When selling a car in the US, be aware of the following points:

  • Whenever possible, sell a car in the state where it’s registered. To sell a car legally in a state other than that where it’s registered, you must re-register it in that state and fit new licence plates. It’s possible to sell an out-of-state car, although you may need to drop the price considerably to compensate for the legal hassle involved on the buyer’s part. A car with an automatic gearbox is much easier to sell than one with a manual box (stick shift).
  • A potential buyer cannot test drive your car unless he is covered by your or his insurance. You’re responsible if someone drives your car without valid insurance, even with your permission.
  • Inform your insurance company. Cancel your policy or transfer it to a new car. When you sell a car, you may be required to notify your state’s Department of Motor Vehicles (DMV) by completing part of the registration or title paper. The new owner of the car must also register his ownership.
  • If you’re selling your car privately, you should insist on payment in cash or by certified cheque or money order. There are crooks who, given half a chance, happily give you a dud cheque and drive off with your car. If someone insists on paying with a personal cheque, you shouldn’t allow him to take your car until the cheque has cleared.
  • Include in the receipt that you’re selling the car in its present condition (as is) without a guarantee, the price paid and the car’s odometer (mileage) reading, which must be stated by law.

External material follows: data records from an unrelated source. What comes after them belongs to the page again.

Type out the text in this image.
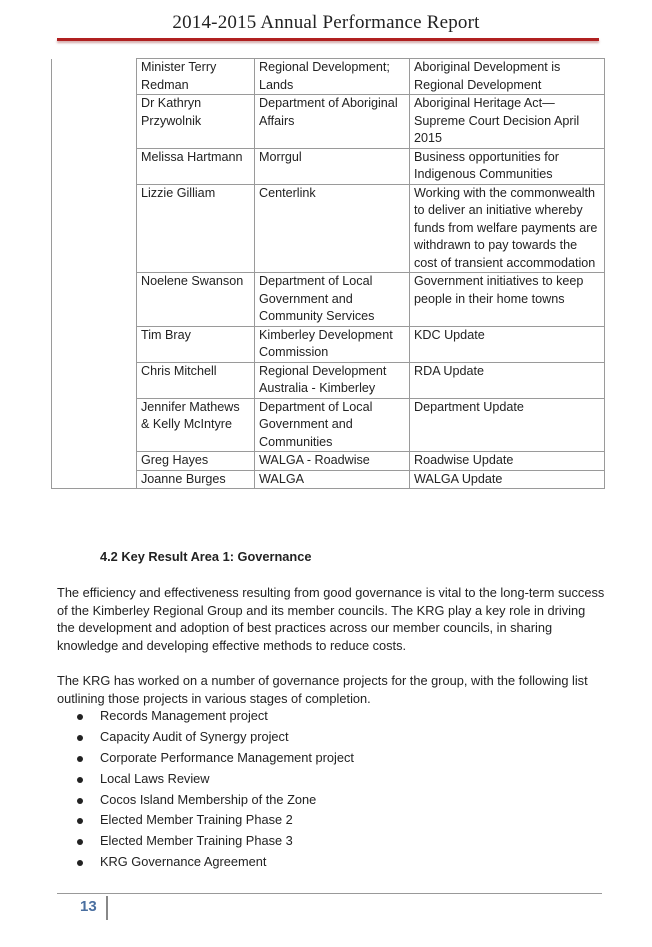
2014-2015 Annual Performance Report
	Minister Terry Redman	Regional Development; Lands	Aboriginal Development is Regional Development
	Dr Kathryn Przywolnik	Department of Aboriginal Affairs	Aboriginal Heritage Act—Supreme Court Decision April 2015
	Melissa Hartmann	Morrgul	Business opportunities for Indigenous Communities
	Lizzie Gilliam	Centerlink	Working with the commonwealth to deliver an initiative whereby funds from welfare payments are withdrawn to pay towards the cost of transient accommodation
	Noelene Swanson	Department of Local Government and Community Services	Government initiatives to keep people in their home towns
	Tim Bray	Kimberley Development Commission	KDC Update
	Chris Mitchell	Regional Development Australia - Kimberley	RDA Update
	Jennifer Mathews & Kelly McIntyre	Department of Local Government and Communities	Department Update
	Greg Hayes	WALGA - Roadwise	Roadwise Update
	Joanne Burges	WALGA	WALGA Update
4.2 Key Result Area 1: Governance

The efficiency and effectiveness resulting from good governance is vital to the long-term success of the Kimberley Regional Group and its member councils. The KRG play a key role in driving the development and adoption of best practices across our member councils, in sharing knowledge and developing effective methods to reduce costs.

The KRG has worked on a number of governance projects for the group, with the following list outlining those projects in various stages of completion.

Records Management project
Capacity Audit of Synergy project
Corporate Performance Management project
Local Laws Review
Cocos Island Membership of the Zone
Elected Member Training Phase 2
Elected Member Training Phase 3
KRG Governance Agreement
13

  • You can advertise a car for sale in local newspapers, on free local notice boards, in the weekend editions of major newspapers, and in motoring newspapers and magazines. The best place to advertise a car depends on its make and value. Inexpensive cars are best sold in local newspapers, while expensive and collectors’ cars are often advertised in the motoring press and in newspapers such as the New York Sunday Times. Buyers usually travel a long way to view a car that appears good value. (If nobody calls, you will know why!)
  • Last, but certainly not least, obtain the best possible price for your car, which may mean taking time to sell it. If you must sell a car in a hurry, you may need to sell it to a used car dealer, who will usually offer you a derisory sum.